Они ехали под сто километров, и когда их легко нагнала и обогнала сияющая, как серебряная глыба, машина, Максим удивился. Еще больше он удивился, когда вдруг заметил на переднем сиденье знакомый очкастый профиль.
— Черт, догони-ка вон ту тачку! — Он даже за руку схватил Мурада.
— Ты что, это же «мерседес», мы классом ниже ходим. Не смогу.
— Надо смочь. Там, по-моему, та самая девушка, с которой я прилетел.
— Да, а что она делает в автомобиле нашего академика?
— Какого академика? Ты его знаешь?
— Конечно, кто же его не знает!
— Тогда едем к нему, — принял волевое решение Максим.
— Давай лучше сначала в гостиницу, ничего ей не сделается!
* * *Гостиница «Узбекистан», где заботливые товарищи по перу заказали для Максима номер, очень ему понравилась. А больше всего понравилась чайхана, в которой удачно сочетались свежесть бетонной европейской архитектуры и азиатский уют, создаваемый фонтанами, отсутствием обычных стульев и умением никуда не торопиться. Максим без спешки не умел.
Он быстро раскидал вещи по номеру, не замечая отличного шкафа в углу. Потом вместе с Мурадом отправился в ту самую чайхану на первом этаже гостиницы. Мурад собирался неспешно обсудить свою совместную работу с командированным журналистом, заказал несколько чайников, вежливо разлил чай по пиалам, на самое донышко, как и положено. Максим в один глоток выхлебал скудную порцию и вскочил.
— Все, поехали!
— Куда? — неимоверно удивился Мурад, уже расположившийся и настроившийся на беседу.

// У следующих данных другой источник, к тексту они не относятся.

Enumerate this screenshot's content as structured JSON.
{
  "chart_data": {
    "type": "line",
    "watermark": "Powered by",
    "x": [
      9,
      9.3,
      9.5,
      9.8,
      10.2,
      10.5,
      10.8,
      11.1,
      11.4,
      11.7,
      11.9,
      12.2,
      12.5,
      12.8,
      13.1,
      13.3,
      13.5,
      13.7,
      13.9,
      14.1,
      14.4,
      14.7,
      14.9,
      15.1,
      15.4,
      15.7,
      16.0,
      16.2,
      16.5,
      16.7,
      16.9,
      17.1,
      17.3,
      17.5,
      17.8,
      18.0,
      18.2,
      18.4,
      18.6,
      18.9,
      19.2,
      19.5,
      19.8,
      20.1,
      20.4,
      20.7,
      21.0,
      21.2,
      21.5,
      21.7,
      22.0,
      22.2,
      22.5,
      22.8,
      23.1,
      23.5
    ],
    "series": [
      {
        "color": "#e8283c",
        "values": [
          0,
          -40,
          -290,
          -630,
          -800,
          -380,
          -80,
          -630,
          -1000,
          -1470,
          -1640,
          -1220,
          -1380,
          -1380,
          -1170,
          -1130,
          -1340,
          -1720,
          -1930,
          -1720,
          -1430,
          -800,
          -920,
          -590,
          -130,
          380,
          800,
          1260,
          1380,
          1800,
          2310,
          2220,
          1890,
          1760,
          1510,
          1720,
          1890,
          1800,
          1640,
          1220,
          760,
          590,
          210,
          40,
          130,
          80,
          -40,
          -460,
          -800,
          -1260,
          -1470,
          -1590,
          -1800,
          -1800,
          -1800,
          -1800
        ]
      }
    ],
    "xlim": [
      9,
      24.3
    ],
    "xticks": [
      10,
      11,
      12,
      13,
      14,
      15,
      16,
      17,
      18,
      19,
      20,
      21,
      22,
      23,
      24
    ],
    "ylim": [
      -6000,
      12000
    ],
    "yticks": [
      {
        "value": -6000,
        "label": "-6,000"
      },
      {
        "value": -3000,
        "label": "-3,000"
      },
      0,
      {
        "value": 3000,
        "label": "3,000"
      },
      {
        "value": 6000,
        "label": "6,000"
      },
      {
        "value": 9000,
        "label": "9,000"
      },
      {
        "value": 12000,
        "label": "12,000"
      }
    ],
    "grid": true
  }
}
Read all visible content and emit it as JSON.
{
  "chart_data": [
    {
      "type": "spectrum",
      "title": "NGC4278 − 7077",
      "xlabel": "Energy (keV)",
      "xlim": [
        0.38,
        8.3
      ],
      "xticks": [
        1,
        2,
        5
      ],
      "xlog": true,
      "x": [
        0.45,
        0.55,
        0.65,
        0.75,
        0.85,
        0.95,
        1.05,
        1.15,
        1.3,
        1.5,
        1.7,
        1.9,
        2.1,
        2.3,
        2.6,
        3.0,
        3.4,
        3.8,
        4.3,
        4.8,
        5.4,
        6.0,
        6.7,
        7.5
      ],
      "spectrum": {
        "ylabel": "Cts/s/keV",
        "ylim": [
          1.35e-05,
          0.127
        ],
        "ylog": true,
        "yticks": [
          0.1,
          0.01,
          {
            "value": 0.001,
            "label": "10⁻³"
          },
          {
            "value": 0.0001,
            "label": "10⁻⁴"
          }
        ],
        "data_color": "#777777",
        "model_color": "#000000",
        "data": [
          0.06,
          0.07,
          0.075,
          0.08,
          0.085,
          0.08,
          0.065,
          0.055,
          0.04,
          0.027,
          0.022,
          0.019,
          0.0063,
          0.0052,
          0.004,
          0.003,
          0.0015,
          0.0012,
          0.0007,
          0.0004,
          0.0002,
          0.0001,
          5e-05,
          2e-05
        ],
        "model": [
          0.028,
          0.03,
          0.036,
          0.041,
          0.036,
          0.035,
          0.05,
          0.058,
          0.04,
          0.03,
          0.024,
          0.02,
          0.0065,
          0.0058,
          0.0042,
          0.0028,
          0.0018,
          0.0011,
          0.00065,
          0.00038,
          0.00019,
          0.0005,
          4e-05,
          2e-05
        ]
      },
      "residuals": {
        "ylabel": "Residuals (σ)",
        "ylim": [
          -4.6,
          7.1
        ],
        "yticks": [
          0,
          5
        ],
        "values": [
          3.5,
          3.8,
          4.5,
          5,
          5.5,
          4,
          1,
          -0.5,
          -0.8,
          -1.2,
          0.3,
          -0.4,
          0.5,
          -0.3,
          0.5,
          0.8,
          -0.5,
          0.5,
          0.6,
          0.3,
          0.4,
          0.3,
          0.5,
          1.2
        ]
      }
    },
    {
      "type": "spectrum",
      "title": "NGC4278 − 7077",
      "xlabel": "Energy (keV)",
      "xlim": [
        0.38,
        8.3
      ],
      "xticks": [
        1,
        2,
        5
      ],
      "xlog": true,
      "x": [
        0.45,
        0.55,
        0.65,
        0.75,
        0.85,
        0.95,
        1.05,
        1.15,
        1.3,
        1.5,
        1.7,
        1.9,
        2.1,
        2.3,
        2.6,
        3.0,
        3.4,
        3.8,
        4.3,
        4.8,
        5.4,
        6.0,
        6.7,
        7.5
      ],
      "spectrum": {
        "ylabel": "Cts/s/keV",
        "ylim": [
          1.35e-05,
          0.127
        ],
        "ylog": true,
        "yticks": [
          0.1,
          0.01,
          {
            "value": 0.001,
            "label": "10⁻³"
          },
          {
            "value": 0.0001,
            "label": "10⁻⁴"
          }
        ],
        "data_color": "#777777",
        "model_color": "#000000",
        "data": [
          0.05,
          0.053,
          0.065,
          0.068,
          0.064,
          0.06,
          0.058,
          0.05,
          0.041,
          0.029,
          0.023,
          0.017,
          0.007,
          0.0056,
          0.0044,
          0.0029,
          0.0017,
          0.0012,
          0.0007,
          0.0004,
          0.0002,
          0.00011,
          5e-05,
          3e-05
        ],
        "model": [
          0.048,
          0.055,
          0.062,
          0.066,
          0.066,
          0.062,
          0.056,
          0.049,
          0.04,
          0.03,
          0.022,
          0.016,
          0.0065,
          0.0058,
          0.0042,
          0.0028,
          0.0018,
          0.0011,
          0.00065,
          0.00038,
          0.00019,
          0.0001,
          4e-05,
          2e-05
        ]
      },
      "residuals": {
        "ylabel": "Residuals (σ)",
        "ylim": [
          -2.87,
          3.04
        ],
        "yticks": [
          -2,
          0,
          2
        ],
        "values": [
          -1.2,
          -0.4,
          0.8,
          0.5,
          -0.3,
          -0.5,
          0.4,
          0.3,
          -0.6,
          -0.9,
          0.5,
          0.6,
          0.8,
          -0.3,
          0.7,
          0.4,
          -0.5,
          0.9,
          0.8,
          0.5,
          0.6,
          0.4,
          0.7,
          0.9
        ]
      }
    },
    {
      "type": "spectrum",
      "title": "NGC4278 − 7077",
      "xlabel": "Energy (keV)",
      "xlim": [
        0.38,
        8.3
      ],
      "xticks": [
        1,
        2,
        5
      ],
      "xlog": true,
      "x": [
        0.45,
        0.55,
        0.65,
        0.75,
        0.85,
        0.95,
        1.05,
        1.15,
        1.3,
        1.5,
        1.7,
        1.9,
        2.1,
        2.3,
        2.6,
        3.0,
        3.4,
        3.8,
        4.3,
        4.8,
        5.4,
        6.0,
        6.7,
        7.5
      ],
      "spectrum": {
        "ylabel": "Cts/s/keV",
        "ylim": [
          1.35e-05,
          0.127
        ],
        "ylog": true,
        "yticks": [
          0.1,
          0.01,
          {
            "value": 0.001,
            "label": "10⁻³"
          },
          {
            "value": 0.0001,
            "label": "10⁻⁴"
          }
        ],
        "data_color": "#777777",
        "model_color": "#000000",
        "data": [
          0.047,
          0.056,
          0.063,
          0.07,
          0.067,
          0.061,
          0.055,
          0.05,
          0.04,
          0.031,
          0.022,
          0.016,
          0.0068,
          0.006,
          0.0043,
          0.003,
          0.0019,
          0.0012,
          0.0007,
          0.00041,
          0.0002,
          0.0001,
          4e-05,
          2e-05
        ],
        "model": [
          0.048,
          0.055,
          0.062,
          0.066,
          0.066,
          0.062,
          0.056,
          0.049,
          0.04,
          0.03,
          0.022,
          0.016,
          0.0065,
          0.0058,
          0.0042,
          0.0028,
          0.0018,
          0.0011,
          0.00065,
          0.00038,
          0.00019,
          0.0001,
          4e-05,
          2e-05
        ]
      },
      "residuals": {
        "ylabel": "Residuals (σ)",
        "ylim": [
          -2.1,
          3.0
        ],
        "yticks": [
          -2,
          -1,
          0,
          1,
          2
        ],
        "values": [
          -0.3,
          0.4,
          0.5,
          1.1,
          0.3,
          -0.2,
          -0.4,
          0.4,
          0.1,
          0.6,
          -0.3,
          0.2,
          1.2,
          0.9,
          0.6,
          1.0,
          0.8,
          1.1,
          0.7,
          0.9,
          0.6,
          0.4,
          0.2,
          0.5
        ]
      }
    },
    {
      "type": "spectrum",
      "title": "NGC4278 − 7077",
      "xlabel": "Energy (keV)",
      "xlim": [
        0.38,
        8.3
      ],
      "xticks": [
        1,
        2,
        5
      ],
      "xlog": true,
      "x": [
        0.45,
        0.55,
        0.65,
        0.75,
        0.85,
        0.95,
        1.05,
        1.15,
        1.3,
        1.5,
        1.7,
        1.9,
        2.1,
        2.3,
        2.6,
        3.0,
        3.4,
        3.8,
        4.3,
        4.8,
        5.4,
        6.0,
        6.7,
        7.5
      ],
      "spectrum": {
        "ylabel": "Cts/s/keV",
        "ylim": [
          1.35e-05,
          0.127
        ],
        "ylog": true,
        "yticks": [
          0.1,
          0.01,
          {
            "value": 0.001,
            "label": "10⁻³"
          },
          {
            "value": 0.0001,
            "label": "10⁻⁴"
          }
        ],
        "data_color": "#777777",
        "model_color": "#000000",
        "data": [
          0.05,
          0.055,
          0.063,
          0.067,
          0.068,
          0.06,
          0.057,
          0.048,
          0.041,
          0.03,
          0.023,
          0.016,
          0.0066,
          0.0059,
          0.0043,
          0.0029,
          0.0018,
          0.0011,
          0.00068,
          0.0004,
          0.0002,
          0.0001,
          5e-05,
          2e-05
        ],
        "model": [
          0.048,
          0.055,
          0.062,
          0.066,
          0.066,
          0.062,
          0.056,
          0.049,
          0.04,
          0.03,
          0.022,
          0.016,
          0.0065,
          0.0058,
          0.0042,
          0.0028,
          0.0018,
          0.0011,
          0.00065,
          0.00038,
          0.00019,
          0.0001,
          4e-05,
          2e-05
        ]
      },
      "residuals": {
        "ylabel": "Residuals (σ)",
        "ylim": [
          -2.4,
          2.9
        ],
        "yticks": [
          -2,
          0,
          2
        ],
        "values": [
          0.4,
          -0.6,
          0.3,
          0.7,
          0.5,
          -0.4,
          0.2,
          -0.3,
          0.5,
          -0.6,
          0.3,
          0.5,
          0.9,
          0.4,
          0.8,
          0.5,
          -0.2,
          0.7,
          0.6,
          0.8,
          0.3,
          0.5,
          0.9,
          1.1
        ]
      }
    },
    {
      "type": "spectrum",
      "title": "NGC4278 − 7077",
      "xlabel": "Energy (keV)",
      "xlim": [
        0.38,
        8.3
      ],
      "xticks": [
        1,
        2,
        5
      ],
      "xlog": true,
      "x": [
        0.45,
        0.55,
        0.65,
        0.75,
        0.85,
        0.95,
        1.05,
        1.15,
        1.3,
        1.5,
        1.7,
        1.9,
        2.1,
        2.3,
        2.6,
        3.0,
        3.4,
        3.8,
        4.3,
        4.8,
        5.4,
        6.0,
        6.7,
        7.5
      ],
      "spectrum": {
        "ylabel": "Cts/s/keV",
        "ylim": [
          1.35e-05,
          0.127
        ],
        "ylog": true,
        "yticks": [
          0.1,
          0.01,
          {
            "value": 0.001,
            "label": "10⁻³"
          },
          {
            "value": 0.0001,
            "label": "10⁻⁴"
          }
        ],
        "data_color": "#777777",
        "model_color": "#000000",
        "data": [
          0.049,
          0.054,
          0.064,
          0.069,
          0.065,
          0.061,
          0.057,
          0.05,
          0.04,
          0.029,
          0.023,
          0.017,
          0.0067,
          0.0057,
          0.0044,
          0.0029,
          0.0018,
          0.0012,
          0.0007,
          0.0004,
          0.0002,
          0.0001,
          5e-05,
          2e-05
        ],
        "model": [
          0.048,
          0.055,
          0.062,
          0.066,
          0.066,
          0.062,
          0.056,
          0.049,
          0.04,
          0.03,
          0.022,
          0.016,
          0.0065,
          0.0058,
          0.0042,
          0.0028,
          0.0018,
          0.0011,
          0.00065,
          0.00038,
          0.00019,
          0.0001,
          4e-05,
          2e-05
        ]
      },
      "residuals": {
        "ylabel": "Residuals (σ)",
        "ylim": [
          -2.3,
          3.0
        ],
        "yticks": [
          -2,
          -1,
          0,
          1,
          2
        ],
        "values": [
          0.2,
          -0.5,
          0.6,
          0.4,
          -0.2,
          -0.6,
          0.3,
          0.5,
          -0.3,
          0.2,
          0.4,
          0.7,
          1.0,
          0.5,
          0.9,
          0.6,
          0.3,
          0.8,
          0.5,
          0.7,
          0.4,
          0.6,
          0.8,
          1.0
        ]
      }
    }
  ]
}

— К этому вашему, ну… академику.
— Зачем?
— Я должен разыскать Нину.
— А как же работа?
— Без нее нам будет сложнее, ну… в общем, надо ее разыскать…
— Сложнее — что?
Но Максим вовсе не собирался посвящать коллегу в истинные цели своего визита. Найти подходящую отговорку для подлинного мастера репортажа не проблема, тем более сказать правду:
— У нее нужные документы, мы же ехали вместе, а потом повздорили.
— Повздорили! — удивился узбекский репортер, ему ссора, служебная ссора с женщиной казалась делом крайне недостойным!
— Поехали, поехали! — Максим быстро направился к выходу, так быстро, что привлек внимание занятых созерцанием и разговорами других посетителей замечательной чайханы.
Ходить так быстро Мурад считал ниже собственного достоинства, вот и заработал резкое замечание Максима, когда подошел к машине:
— За новостями вы в том же темпе бегаете?
— Новости не волки… — резонно ответил Мурад, хорошо окончивший русскую школу и Московский журфак.
Ходил Мурад не торопясь, зато ездил очень быстро. Тронулись с шумом и грохотом.
* * *Просторный тенистый сад, обширный айван, то есть веранда с низенькими перильцами, буйно разросшиеся розы и хаус, забитый золотыми рыбками. В доме Рустема Ибрагимовича Маймиева, действительного члена Узбекской академии наук, видного тюрколога-литературоведа, все было приспособлено для возвышенных размышлений. Где ж еще и размышлять в такую жару, как не в тенистой прохладе — именно там он и принимал гостью, ученицу однокашника (академик некогда учился в Ленинграде).